Satrio terdiam sejenak sebelum menjawab. “Aku tidak tahu, tapi kita harus mencari tahu.”
Mereka kembali ke rumah Elysia, tempat semua ini bermula. Langit di luar mulai gelap berubah warna, menambah suasana tegang yang sudah sejak tadi mengelilingi mereka.
Saat memasuki ruang kerja Edric, Elysia merasa sesuatu berubah.
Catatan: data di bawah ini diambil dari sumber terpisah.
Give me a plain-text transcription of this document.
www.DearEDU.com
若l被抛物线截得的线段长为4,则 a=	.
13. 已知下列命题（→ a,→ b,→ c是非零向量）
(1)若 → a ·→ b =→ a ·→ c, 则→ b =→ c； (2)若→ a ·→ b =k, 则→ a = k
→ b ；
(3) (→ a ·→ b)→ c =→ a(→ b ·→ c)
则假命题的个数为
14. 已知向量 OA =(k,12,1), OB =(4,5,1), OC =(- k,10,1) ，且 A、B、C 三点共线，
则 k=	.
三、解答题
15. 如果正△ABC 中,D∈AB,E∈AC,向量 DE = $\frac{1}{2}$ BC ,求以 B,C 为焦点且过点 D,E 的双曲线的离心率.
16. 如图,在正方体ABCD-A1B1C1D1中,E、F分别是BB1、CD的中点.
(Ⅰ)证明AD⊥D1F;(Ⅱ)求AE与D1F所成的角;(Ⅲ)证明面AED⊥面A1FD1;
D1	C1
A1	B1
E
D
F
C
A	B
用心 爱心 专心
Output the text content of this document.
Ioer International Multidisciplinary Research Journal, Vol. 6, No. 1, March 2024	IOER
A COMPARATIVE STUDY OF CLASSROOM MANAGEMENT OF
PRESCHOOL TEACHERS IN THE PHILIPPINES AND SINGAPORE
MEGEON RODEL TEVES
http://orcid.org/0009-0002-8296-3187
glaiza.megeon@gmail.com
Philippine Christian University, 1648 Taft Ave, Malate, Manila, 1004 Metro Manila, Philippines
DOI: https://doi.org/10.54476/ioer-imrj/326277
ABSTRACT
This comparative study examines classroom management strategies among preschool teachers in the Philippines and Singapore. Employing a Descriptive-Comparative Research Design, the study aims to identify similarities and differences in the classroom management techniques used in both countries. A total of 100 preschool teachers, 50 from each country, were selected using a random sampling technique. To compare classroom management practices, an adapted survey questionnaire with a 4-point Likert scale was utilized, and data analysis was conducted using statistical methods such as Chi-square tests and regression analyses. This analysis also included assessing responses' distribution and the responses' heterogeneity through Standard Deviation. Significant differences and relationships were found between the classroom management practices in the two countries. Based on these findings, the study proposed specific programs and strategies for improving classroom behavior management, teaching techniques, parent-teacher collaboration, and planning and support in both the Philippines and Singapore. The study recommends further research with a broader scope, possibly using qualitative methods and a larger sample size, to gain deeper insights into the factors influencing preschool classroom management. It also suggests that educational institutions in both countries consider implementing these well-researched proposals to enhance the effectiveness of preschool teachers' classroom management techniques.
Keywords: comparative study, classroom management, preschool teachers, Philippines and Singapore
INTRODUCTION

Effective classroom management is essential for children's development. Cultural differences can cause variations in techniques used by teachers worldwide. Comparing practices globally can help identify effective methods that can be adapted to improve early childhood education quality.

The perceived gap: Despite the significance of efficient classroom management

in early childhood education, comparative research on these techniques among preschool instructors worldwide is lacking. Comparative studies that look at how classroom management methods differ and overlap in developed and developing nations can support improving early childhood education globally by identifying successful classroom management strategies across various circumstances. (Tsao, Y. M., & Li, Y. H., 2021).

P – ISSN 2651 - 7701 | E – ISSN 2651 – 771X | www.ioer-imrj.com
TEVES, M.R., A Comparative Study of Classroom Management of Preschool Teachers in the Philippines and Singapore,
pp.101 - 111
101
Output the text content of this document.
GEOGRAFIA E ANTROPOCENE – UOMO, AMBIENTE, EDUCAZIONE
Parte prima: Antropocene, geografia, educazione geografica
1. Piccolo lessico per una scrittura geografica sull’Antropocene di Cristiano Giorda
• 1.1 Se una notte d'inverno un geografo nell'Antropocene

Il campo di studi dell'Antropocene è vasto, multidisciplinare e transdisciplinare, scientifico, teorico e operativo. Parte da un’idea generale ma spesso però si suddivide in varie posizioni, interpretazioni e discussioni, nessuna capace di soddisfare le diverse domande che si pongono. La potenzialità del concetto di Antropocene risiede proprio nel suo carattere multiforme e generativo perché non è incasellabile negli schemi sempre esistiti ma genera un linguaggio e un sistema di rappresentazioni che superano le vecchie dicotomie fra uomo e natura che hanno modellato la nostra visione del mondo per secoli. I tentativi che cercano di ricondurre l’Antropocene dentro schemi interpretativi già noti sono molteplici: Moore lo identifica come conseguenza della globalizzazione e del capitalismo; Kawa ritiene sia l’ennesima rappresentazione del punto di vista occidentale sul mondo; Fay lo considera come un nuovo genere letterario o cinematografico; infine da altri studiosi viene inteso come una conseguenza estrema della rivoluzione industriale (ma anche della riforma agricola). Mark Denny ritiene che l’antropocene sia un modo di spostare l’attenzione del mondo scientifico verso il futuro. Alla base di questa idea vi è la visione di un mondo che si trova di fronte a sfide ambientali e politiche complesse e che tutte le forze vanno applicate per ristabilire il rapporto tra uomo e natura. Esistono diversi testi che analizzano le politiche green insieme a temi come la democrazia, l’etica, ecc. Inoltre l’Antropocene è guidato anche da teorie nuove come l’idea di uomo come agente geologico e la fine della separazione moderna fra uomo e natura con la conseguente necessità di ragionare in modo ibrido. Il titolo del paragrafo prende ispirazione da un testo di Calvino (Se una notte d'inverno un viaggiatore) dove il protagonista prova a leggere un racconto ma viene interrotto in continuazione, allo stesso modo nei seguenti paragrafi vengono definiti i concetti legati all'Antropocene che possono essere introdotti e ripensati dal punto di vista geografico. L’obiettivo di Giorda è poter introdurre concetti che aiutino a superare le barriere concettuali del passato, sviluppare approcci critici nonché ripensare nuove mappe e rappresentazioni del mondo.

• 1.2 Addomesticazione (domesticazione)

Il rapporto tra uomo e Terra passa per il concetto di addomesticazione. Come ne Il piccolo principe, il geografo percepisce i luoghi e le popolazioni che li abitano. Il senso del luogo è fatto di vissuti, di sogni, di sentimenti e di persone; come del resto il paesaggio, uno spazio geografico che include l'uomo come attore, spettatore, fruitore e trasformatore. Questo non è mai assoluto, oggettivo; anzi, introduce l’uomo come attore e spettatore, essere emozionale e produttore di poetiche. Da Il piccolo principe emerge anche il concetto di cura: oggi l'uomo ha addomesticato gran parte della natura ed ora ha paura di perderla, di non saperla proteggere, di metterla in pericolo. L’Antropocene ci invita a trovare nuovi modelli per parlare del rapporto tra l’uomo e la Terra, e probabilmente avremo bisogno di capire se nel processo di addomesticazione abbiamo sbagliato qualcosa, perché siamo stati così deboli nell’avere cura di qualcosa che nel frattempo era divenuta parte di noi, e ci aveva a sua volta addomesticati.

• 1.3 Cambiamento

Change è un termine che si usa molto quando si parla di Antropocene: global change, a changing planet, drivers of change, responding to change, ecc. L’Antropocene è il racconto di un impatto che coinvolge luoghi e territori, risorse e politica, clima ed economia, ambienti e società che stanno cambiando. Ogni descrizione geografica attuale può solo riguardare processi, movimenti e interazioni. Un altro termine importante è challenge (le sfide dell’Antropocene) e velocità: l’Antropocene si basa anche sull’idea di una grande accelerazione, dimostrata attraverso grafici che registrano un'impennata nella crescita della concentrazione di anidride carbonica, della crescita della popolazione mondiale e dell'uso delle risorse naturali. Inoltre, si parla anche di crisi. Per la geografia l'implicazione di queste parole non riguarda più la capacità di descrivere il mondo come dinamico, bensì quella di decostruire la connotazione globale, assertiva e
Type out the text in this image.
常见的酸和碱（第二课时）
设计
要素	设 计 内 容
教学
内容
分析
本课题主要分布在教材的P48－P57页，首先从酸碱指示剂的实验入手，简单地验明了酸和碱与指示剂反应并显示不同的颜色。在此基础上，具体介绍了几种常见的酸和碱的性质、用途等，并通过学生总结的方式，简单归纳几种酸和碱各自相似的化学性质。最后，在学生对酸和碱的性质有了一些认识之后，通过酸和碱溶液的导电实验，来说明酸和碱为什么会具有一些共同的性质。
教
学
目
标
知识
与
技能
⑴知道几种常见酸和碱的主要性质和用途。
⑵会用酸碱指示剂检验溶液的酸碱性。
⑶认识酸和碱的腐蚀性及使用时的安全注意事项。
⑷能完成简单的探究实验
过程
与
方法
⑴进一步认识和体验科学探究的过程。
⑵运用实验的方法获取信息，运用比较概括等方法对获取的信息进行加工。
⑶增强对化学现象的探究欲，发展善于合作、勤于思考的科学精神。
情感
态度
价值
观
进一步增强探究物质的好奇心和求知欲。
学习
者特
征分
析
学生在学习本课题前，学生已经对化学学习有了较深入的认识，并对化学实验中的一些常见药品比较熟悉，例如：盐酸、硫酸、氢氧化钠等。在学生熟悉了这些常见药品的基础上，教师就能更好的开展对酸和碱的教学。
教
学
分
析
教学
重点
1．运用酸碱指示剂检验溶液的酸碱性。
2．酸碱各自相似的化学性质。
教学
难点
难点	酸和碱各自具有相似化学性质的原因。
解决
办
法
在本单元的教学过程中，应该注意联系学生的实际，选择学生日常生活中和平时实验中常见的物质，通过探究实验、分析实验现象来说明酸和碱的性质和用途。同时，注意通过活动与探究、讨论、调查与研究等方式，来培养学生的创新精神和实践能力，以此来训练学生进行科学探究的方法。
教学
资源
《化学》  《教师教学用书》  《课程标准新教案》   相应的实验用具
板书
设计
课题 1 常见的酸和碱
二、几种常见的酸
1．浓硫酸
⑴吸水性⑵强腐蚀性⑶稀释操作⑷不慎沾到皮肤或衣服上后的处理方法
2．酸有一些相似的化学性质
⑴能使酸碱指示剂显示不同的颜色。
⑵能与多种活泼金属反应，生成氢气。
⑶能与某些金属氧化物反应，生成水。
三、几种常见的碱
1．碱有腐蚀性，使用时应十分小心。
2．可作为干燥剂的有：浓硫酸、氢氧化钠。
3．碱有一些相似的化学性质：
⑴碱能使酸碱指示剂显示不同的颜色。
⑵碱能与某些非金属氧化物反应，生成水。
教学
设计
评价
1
Seolah-olah ada mata yang mengawasi mereka dari bayangan.
Ia berjalan menuju rak buku, mencari sesuatu, apapun yang bisa memberinya petunjuk lebih lanjut tentang apa yang sebenarnya terjadi pada Edric.
Sampai akhirnya, ia menemukan sebuah buku catatan lama, tersembunyi di balik tumpukan buku lainnya.
Elysia menariknya keluar dan membuka halaman pertama.
Di sana, tertulis sesuatu yang membuat bulu kuduknya meremang.
"Bayangan bukan sekadar pantulan. Kadang, mereka memiliki nyawa sendiri."
Ia menatap Satrio dengan tatapan penuh makna. “Edric sudah tahu tentang ini jauh sebelum semuanya terjadi.”
Satrio mengambil buku itu, membolak-balik halamannya. Di beberapa halaman terakhir, terdapat catatan yang ditulis dengan terburu-buru, seolah-olah Edric menuliskannya dalam keadaan panik.
"Aku melihatnya. Dia bukan aku. Tapi dia mengambil tempatku."
Elysia menahan napas. “Apa maksudnya… dia mengambil tempatku?”
Satrio menutup buku itu, wajahnya semakin gelap. “Aku rasa… kita belum benar-benar menemukan Edric yang sebenarnya.”
Suasana di ruangan itu menjadi lebih berat. Elysia merasakan hawa dingin merayap di kulitnya.
Lalu, ia melihat sesuatu di cermin kecil yang tergantung di dinding.
Bayangannya berdiri diam.
Tapi ada yang salah.
Bayangan itu tidak bergerak mengikuti gerakannya.
Mata Elysia membelalak. Ia mencoba mengangkat tangannya dan bayangan itu tetap diam.
Satrio melihat ekspresi Elysia yang sudah berubah pucat. “Ada apa?”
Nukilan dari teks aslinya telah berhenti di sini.